Bug 29158 - store merge optimization not done
Summary: store merge optimization not done
Status: RESOLVED DUPLICATE of bug 23684
Alias: None
Product: gcc
Classification: Unclassified
Component: middle-end (show other bugs)
Version: 4.1.1
: P3 enhancement
Target Milestone: ---
Assignee: Not yet assigned to anyone
URL:
Keywords: missed-optimization
Depends on:
Blocks:
 
Reported: 2006-09-21 04:36 UTC by Albert Cahalan
Modified: 2006-11-29 05:26 UTC (History)
2 users (show)

See Also:
Host:
Target:
Build:
Known to work:
Known to fail:
Last reconfirmed:


Attachments

Note You need to log in before you can comment on or make changes to this bug.
Description Albert Cahalan 2006-09-21 04:36:52 UTC
In the example below, define T as "char" or "short". (probably "int" too on a 64-bit machine, with minor adjustment to the example code) Compile the code with "-Os -S" and observe the assembly. Even if there are no aliasing or alignment issues, the compiler fails to merge multiple stores into larger stores.

This is tested with three gcc 4.1 compilers:

i386 from Fedora Core 6 test2
x86-64 from Fedora Core 6 test2
ppc32 from Debian-unstable

BTW, I hope I guessed right in filing against "middle-end". I didn't know if it was tree-optimization or rtl-optimization, and there still isn't an obvious place to file bugs which are common to both C and C++.

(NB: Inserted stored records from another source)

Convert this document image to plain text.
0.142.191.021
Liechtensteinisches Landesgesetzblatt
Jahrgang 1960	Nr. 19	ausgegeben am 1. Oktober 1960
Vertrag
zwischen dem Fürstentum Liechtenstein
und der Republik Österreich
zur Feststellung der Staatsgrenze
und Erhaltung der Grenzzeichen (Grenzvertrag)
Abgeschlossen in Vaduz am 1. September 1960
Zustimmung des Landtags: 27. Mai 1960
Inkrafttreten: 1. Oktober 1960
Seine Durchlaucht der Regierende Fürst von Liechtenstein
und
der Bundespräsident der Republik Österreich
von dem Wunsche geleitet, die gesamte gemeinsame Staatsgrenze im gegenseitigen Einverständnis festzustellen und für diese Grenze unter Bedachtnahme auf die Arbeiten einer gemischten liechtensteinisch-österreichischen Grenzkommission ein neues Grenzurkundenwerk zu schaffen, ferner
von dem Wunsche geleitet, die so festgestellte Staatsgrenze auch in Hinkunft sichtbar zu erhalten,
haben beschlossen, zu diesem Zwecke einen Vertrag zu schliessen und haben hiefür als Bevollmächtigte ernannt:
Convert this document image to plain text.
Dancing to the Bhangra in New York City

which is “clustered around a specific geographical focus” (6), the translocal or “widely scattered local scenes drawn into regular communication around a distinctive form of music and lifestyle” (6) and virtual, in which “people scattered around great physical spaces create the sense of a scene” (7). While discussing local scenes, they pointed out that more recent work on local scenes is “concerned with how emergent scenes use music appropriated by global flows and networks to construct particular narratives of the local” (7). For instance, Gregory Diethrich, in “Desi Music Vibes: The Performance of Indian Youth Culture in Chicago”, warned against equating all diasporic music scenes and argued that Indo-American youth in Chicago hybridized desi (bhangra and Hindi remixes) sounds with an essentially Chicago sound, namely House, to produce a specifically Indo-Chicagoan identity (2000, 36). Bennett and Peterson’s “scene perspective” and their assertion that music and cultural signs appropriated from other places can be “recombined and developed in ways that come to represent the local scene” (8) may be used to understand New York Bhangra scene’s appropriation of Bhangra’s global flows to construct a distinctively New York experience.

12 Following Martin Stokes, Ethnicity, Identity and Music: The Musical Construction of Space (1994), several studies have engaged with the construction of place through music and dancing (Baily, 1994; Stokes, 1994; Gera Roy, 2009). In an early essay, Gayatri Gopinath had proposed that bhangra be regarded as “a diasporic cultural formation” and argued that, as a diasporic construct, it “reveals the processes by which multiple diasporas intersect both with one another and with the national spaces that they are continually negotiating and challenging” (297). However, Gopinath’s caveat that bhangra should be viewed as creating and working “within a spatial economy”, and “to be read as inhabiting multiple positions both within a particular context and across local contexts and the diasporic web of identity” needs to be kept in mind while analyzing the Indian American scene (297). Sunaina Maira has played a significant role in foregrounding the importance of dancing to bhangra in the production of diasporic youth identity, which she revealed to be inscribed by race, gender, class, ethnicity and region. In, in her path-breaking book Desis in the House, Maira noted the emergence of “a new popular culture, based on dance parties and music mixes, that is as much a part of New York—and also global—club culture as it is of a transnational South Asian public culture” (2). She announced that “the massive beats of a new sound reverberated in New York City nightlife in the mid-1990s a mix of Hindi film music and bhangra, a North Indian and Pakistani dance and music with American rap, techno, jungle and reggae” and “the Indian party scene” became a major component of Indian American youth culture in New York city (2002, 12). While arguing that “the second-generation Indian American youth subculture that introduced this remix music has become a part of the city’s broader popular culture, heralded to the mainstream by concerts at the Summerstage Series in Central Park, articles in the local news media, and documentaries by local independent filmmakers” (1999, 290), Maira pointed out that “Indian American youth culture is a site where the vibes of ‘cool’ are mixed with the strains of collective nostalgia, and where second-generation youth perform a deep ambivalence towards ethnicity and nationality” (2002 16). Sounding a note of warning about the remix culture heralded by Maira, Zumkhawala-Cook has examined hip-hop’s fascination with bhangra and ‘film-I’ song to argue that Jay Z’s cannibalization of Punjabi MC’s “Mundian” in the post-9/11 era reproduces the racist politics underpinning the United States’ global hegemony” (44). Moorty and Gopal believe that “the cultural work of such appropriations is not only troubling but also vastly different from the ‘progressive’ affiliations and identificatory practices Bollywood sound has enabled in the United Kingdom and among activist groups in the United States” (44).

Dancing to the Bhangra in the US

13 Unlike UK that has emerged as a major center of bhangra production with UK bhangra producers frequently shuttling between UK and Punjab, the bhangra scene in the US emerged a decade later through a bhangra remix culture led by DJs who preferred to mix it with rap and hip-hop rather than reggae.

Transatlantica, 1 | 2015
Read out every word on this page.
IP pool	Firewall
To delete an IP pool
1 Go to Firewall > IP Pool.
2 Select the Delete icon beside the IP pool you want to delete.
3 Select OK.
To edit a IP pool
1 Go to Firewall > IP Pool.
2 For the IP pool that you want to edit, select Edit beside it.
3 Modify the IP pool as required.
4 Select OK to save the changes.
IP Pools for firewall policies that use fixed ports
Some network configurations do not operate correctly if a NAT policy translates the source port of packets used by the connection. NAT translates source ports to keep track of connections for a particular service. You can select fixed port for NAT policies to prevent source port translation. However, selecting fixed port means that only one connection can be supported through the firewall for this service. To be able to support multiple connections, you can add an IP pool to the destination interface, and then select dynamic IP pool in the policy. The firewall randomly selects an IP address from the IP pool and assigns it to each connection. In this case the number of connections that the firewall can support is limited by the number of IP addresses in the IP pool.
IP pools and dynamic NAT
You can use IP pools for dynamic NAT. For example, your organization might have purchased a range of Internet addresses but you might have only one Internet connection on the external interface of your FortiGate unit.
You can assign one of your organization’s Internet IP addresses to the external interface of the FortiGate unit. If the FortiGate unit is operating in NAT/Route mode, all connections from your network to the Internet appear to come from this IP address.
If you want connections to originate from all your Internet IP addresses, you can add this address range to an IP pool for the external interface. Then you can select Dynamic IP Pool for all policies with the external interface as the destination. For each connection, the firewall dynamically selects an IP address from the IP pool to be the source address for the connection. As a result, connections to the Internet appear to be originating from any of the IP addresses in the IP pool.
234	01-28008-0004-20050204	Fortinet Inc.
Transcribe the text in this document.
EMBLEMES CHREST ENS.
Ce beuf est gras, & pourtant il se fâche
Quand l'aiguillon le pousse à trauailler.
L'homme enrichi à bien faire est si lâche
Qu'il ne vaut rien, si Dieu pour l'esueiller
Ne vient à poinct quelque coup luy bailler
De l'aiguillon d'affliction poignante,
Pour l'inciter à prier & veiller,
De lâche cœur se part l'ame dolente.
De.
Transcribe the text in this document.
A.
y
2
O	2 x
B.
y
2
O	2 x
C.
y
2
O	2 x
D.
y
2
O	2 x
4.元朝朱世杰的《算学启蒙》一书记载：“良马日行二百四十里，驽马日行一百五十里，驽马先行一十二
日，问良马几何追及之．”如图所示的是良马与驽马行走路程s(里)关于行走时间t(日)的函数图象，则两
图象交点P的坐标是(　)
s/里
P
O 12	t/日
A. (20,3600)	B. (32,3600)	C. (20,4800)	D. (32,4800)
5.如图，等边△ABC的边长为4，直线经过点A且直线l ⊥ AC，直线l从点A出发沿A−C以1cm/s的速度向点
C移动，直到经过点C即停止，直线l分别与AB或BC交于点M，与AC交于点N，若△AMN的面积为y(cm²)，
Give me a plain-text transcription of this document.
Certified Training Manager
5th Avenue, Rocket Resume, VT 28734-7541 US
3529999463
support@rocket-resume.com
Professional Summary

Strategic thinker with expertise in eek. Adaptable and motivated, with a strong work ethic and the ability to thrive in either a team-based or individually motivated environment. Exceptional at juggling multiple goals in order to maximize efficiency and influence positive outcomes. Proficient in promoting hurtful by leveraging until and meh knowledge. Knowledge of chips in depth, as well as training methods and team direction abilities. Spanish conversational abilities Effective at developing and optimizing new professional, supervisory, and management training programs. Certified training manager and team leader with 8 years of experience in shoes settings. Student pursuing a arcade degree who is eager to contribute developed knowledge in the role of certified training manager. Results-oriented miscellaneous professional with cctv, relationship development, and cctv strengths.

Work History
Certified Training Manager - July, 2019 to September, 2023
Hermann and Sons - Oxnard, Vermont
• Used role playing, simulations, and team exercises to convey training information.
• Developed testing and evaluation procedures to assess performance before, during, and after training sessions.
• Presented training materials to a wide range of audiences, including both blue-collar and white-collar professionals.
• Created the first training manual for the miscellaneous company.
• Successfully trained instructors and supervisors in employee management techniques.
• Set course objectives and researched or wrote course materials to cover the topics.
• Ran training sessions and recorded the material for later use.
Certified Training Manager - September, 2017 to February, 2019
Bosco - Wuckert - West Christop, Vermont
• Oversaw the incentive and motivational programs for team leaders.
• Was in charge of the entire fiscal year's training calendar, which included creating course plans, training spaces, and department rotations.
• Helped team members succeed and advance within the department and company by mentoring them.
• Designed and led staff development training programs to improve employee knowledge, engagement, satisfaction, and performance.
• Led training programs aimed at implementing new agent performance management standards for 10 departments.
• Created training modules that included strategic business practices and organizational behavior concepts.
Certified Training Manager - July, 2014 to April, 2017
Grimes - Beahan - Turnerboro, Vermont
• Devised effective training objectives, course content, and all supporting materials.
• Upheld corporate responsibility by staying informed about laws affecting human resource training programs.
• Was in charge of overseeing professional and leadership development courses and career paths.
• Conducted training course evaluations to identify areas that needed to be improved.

-------------------------------------
tmp 0 $ cat e.c
#ifndef T
#define T short
#endif

typedef struct S{
        T a;
        T b;
        T c;
        T d;
}S;

S *structbug(S *s){
        s->a = 1;
        s->b = 2;
        s->c = 3;
        s->d = 4;
        return s;
}

T *arraybug(T *s){
        s[0] = 1;
        s[1] = 2;
        s[2] = 3;
        s[3] = 4;
        return s;
}

tmp 0 $ gcc -W -Wall -m32 -Os -fomit-frame-pointer -S e.c
tmp 0 $ cat e.s
        .file   "e.c"
        .text
.globl structbug
        .type   structbug, @function
structbug:
        movl    4(%esp), %eax
        movw    $1, (%eax)
        movw    $2, 2(%eax)
        movw    $3, 4(%eax)
        movw    $4, 6(%eax)
        ret
        .size   structbug, .-structbug
.globl arraybug
        .type   arraybug, @function
arraybug:
        movl    4(%esp), %eax
        movw    $1, (%eax)
        movw    $2, 2(%eax)
        movw    $3, 4(%eax)
        movw    $4, 6(%eax)
        ret
        .size   arraybug, .-arraybug
        .ident  "GCC: (GNU) 4.1.1 20060828 (Red Hat 4.1.1-20)"
        .section        .note.GNU-stack,"",@progbits
tmp 0 $
Comment 1 Andrew Pinski 2006-09-21 04:39:19 UTC

*** This bug has been marked as a duplicate of 23684 ***
Comment 2 Albert Cahalan 2006-11-29 05:09:42 UTC
This hits it too. (example is PowerPC)

///////////////////
#include <string.h>

char *foo(char *buf)
{
 short temp;
 int temp1;

 *buf++=42;

 temp = 0xfeed;
 memcpy(buf, &temp, sizeof(temp));
 buf+=sizeof(temp);

 temp1 = 0x12345678;
 memcpy(buf, &temp1, sizeof(temp1));
 buf+=sizeof(temp1);

 temp1 = 0x12345678;
 memcpy(buf, &temp1, sizeof(temp1));
 buf+=sizeof(temp1);

 *buf++=42;

 return buf;
}
///////////////
foo:
        stwu 1,-32(1)
        lis 9,0x1234
        li 11,42
        li 0,-275
        ori 9,9,22136
        stb 11,11(3)
        stb 11,0(3)
        sth 0,1(3)
        stw 9,7(3)
        stw 9,3(3)
        addi 3,3,12
        addi 1,1,32
        blr
Comment 3 Andrew Pinski 2006-11-29 05:26:22 UTC
(In reply to comment #2)
> This hits it too. (example is PowerPC)
No it does not, look at the what it gives:
        stb 11,11(3)
        stb 11,0(3)
        sth 0,1(3)
        stw 9,7(3)
        stw 9,3(3)

Reordering the stores to be in a natural order:

        stb 11,0(3)
        sth 0,1(3)
        stw 9,3(3)
        stw 9,7(3)
        stb 11,11(3)

we do one byte store and then half word store and then two word stores and finally one byte store, yes we could reagrange the stores to get three word stores but is that really useful in this case, almost no but because of the constant generation is going to hurt.